We also have two eulogy films: Bill Hornecker’s My Grandfather, My Father, and My Son, and Alex Vizmeg’s My Brother Joe. Hornecker gives tribute to his deceased father with loving shots of Alberta prairie and the piece of land his family’s owned for generations, while Vizmeg honors his late brother Joe with old black-n-white footage of bearded, goofy Joe playing with clapboards and wearing a caribou costume.

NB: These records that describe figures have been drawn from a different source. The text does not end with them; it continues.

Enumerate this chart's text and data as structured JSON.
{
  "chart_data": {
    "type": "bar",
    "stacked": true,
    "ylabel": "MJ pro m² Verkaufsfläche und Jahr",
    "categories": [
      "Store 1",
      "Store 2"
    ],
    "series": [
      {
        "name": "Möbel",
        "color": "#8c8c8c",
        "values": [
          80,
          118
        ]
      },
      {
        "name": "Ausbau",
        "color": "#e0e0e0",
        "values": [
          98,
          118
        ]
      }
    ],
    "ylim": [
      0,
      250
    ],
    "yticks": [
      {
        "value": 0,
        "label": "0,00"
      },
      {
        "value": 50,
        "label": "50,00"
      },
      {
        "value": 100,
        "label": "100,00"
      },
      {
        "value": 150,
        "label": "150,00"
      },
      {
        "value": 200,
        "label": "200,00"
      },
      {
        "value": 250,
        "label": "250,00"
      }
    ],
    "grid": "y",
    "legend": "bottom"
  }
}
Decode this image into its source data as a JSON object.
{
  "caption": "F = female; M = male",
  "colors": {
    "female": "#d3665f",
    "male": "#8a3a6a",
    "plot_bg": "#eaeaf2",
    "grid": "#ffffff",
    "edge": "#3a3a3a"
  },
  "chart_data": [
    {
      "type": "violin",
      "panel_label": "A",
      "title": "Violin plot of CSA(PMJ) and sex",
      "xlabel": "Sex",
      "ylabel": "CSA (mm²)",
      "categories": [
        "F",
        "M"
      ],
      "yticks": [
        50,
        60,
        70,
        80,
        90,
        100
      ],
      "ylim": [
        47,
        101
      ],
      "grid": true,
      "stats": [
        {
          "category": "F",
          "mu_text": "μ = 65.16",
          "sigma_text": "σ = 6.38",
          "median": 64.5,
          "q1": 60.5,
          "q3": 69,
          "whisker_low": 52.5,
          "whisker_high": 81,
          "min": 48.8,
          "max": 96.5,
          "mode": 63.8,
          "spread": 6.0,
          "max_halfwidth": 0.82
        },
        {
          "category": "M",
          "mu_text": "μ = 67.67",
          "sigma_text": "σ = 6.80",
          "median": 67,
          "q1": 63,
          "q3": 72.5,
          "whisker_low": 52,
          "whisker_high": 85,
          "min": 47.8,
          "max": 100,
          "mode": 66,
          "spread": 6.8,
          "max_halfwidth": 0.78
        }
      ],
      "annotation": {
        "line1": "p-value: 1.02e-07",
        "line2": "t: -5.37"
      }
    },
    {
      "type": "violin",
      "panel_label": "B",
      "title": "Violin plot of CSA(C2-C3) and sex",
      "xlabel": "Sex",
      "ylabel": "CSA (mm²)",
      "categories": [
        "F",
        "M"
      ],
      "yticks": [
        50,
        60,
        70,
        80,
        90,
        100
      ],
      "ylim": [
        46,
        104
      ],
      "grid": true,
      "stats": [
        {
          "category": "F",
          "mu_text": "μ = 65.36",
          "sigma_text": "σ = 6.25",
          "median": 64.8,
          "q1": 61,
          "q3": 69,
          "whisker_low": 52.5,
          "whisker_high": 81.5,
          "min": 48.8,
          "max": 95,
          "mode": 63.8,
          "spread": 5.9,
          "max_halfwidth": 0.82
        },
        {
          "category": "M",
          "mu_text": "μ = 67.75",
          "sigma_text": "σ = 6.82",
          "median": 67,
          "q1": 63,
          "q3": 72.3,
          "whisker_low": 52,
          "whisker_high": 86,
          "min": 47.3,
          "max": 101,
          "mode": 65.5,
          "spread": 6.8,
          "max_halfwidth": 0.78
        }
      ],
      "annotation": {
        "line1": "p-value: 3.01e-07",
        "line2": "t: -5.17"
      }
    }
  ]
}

There’s also a couple of 9—11 tributes, Helen Folkmann’s ...when it’s real and Jeremy Rittwage’s T is for Terror. The press pack for ...when it’s real explains that it’s "taken from the I Ching, hexagram #64, Fire Over Water: the image of the condition before transition." That might explain all the footage of paper bags with candles inside floating down a river. T is for Terror, meanwhile, is a split-screen compilation of WTC money shots, over before you know it.

Hints of stories and subjects crop up in some of the films. Tim Folkmann’s Last Light depicts Steve Pirot freezing to death alone in the woods, while Slice delves into the dizzying world of cooking at a tree-planting camp.

For entertainment value, there’s Kelly Service’s Rolling, a neat little gag that gets in and out quickly without overstaying its welcome. Lindsay McIntyre’s Taking Flight shows us a woman recalling a childhood rape in old-looking, home-movie-style footage. Edmonton funnymen Wes Borg and Paul Mather present How to Buy a Computer, a flash-animated run of computer jokes that are funny. Mieko Ouchi’s Assembly is a one-shot monologue where shifting lighting plays across the creepy, craggy face of an old film editor/censor who talks mostly about cutting film and only a little about cutting women. And then there’s Dave Morgan’s Black Angus, the most successful piece, a silent-movie music video that takes singer Wendy McNeil up on the roof, playing squeezebox against an oddly exhilarating Edmonton skyline.

As a fun night out at the movies, FAVA’s Vision 20/20 isn’t going to blow anybody’s nuts off. But as proof there’s film in Edmonton – weird, offbeat experimental film shoulder-to-ass with regular storytelling – Vision 20/20 delivers the goods.